Stolpe - Der Mensch hat Glück, dass Tiere nicht nachtragend sind. Der Dachs hätte allen Grund dazu. In der Vergangenheit räucherten die Menschen seine Bauten aus, sodass die Tiere heute nur noch selten in Deutschland zu sehen sind. Trotz allem erwies sich ein Exemplar von ihnen jetzt als ihr Helfer. Und zwar als Archäologe.
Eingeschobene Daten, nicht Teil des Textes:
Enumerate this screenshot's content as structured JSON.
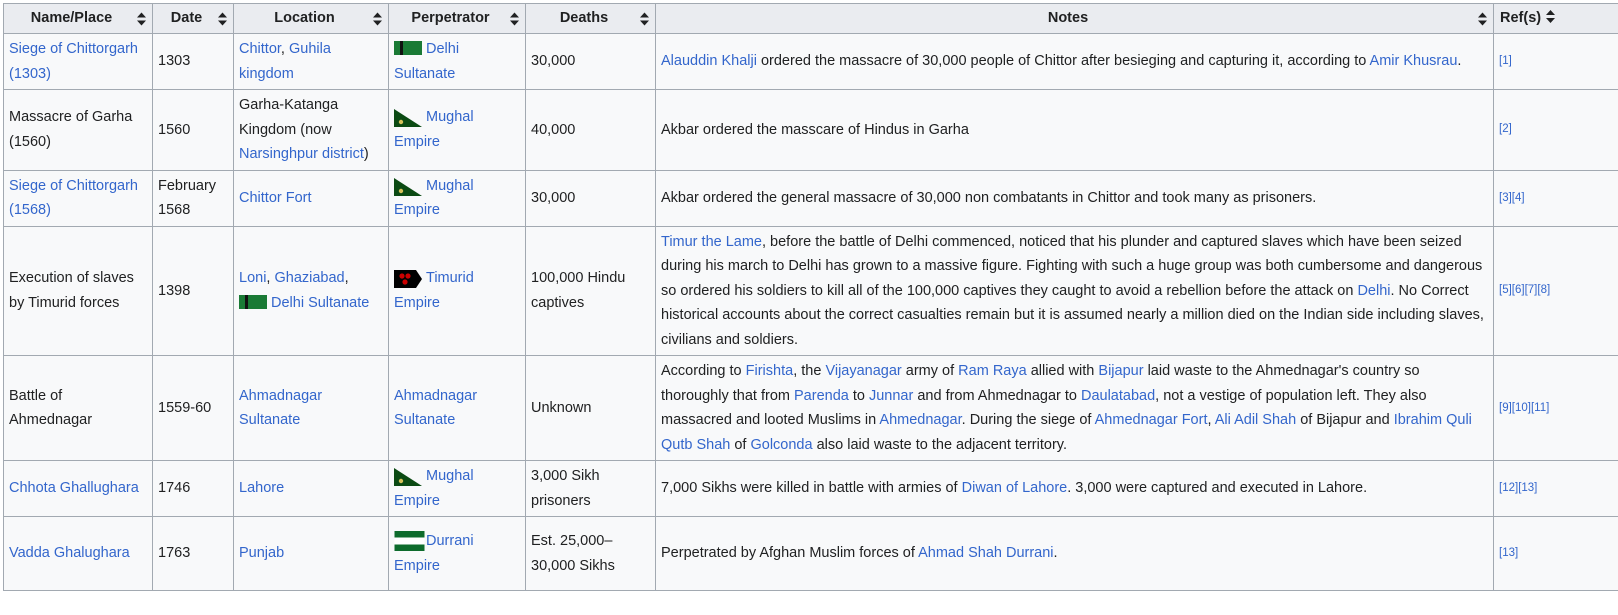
{
  "table": {
    "headers": [
      "Name/Place",
      "Date",
      "Location",
      "Perpetrator",
      "Deaths",
      "Notes",
      "Ref(s)"
    ],
    "rows": [
      {
        "name": [
          {
            "t": "Siege of Chittorgarh (1303)",
            "link": true
          }
        ],
        "date": "1303",
        "location": [
          {
            "t": "Chittor",
            "link": true
          },
          {
            "t": ", ",
            "link": false
          },
          {
            "t": "Guhila kingdom",
            "link": true
          }
        ],
        "perpetrator": {
          "flag": "delhi-sultanate-flag",
          "label": "Delhi Sultanate"
        },
        "deaths": "30,000",
        "notes": [
          {
            "t": "Alauddin Khalji",
            "link": true
          },
          {
            "t": " ordered the massacre of 30,000 people of Chittor after besieging and capturing it, according to ",
            "link": false
          },
          {
            "t": "Amir Khusrau",
            "link": true
          },
          {
            "t": ".",
            "link": false
          }
        ],
        "refs": [
          "[1]"
        ]
      },
      {
        "name": [
          {
            "t": "Massacre of Garha (1560)",
            "link": false
          }
        ],
        "date": "1560",
        "location": [
          {
            "t": "Garha-Katanga Kingdom (now ",
            "link": false
          },
          {
            "t": "Narsinghpur district",
            "link": true
          },
          {
            "t": ")",
            "link": false
          }
        ],
        "perpetrator": {
          "flag": "mughal-empire-flag",
          "label": "Mughal Empire"
        },
        "deaths": "40,000",
        "notes": [
          {
            "t": "Akbar ordered the masscare of Hindus in Garha",
            "link": false
          }
        ],
        "refs": [
          "[2]"
        ]
      },
      {
        "name": [
          {
            "t": "Siege of Chittorgarh (1568)",
            "link": true
          }
        ],
        "date": "February 1568",
        "location": [
          {
            "t": "Chittor Fort",
            "link": true
          }
        ],
        "perpetrator": {
          "flag": "mughal-empire-flag",
          "label": "Mughal Empire"
        },
        "deaths": "30,000",
        "notes": [
          {
            "t": "Akbar ordered the general massacre of 30,000 non combatants in Chittor and took many as prisoners.",
            "link": false
          }
        ],
        "refs": [
          "[3]",
          "[4]"
        ]
      },
      {
        "name": [
          {
            "t": "Execution of slaves by Timurid forces",
            "link": false
          }
        ],
        "date": "1398",
        "location": [
          {
            "t": "Loni",
            "link": true
          },
          {
            "t": ", ",
            "link": false
          },
          {
            "t": "Ghaziabad",
            "link": true
          },
          {
            "t": ",",
            "link": false
          },
          {
            "t": "BR",
            "link": false
          },
          {
            "flag": "delhi-sultanate-flag"
          },
          {
            "t": "Delhi Sultanate",
            "link": true
          }
        ],
        "perpetrator": {
          "flag": "timurid-empire-flag",
          "label": "Timurid Empire"
        },
        "deaths": "100,000 Hindu captives",
        "notes": [
          {
            "t": "Timur the Lame",
            "link": true
          },
          {
            "t": ", before the battle of Delhi commenced, noticed that his plunder and captured slaves which have been seized during his march to Delhi has grown to a massive figure. Fighting with such a huge group was both cumbersome and dangerous so ordered his soldiers to kill all of the 100,000 captives they caught to avoid a rebellion before the attack on ",
            "link": false
          },
          {
            "t": "Delhi",
            "link": true
          },
          {
            "t": ". No Correct historical accounts about the correct casualties remain but it is assumed nearly a million died on the Indian side including slaves, civilians and soldiers.",
            "link": false
          }
        ],
        "refs": [
          "[5]",
          "[6]",
          "[7]",
          "[8]"
        ]
      },
      {
        "name": [
          {
            "t": "Battle of Ahmednagar",
            "link": false
          }
        ],
        "date": "1559-60",
        "location": [
          {
            "t": "Ahmadnagar Sultanate",
            "link": true
          }
        ],
        "perpetrator": {
          "flag": null,
          "label": "Ahmadnagar Sultanate"
        },
        "deaths": "Unknown",
        "notes": [
          {
            "t": "According to ",
            "link": false
          },
          {
            "t": "Firishta",
            "link": true
          },
          {
            "t": ", the ",
            "link": false
          },
          {
            "t": "Vijayanagar",
            "link": true
          },
          {
            "t": " army of ",
            "link": false
          },
          {
            "t": "Ram Raya",
            "link": true
          },
          {
            "t": " allied with ",
            "link": false
          },
          {
            "t": "Bijapur",
            "link": true
          },
          {
            "t": " laid waste to the Ahmednagar's country so thoroughly that from ",
            "link": false
          },
          {
            "t": "Parenda",
            "link": true
          },
          {
            "t": " to ",
            "link": false
          },
          {
            "t": "Junnar",
            "link": true
          },
          {
            "t": " and from Ahmednagar to ",
            "link": false
          },
          {
            "t": "Daulatabad",
            "link": true
          },
          {
            "t": ", not a vestige of population left. They also massacred and looted Muslims in ",
            "link": false
          },
          {
            "t": "Ahmednagar",
            "link": true
          },
          {
            "t": ". During the siege of ",
            "link": false
          },
          {
            "t": "Ahmednagar Fort",
            "link": true
          },
          {
            "t": ", ",
            "link": false
          },
          {
            "t": "Ali Adil Shah",
            "link": true
          },
          {
            "t": " of Bijapur and ",
            "link": false
          },
          {
            "t": "Ibrahim Quli Qutb Shah",
            "link": true
          },
          {
            "t": " of ",
            "link": false
          },
          {
            "t": "Golconda",
            "link": true
          },
          {
            "t": " also laid waste to the adjacent territory.",
            "link": false
          }
        ],
        "refs": [
          "[9]",
          "[10]",
          "[11]"
        ]
      },
      {
        "name": [
          {
            "t": "Chhota Ghallughara",
            "link": true
          }
        ],
        "date": "1746",
        "location": [
          {
            "t": "Lahore",
            "link": true
          }
        ],
        "perpetrator": {
          "flag": "mughal-empire-flag",
          "label": "Mughal Empire"
        },
        "deaths": "3,000 Sikh prisoners",
        "notes": [
          {
            "t": "7,000 Sikhs were killed in battle with armies of ",
            "link": false
          },
          {
            "t": "Diwan of Lahore",
            "link": true
          },
          {
            "t": ". 3,000 were captured and executed in Lahore.",
            "link": false
          }
        ],
        "refs": [
          "[12]",
          "[13]"
        ]
      },
      {
        "name": [
          {
            "t": "Vadda Ghalughara",
            "link": true
          }
        ],
        "date": "1763",
        "location": [
          {
            "t": "Punjab",
            "link": true
          }
        ],
        "perpetrator": {
          "flag": "durrani-empire-flag",
          "label": "Durrani Empire"
        },
        "deaths": "Est. 25,000–30,000 Sikhs",
        "notes": [
          {
            "t": "Perpetrated by Afghan Muslim forces of ",
            "link": false
          },
          {
            "t": "Ahmad Shah Durrani",
            "link": true
          },
          {
            "t": ".",
            "link": false
          }
        ],
        "refs": [
          "[13]"
        ]
      }
    ]
  },
  "colors": {
    "link": "#3366cc",
    "text": "#202122",
    "header_bg": "#eaecf0",
    "cell_bg": "#f8f9fa",
    "border": "#a2a9b1"
  }
}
Der Dachs, der von Natur aus mit Schaufeln an den Händen ausgestattet ist, hatte sich für sein unterirdisches Bauwerk einen Platz in der Uckermark ausgesucht. Natürlich waren auch die Menschen schon da. Ein Bildhauer-Paar interessierte sich für denselben Ort. „Dort wollten wir Kunstwerke aufstellen“, sagt Lars Wilhelm, der auch ehrenamtlich als Denkmalpfleger arbeitet.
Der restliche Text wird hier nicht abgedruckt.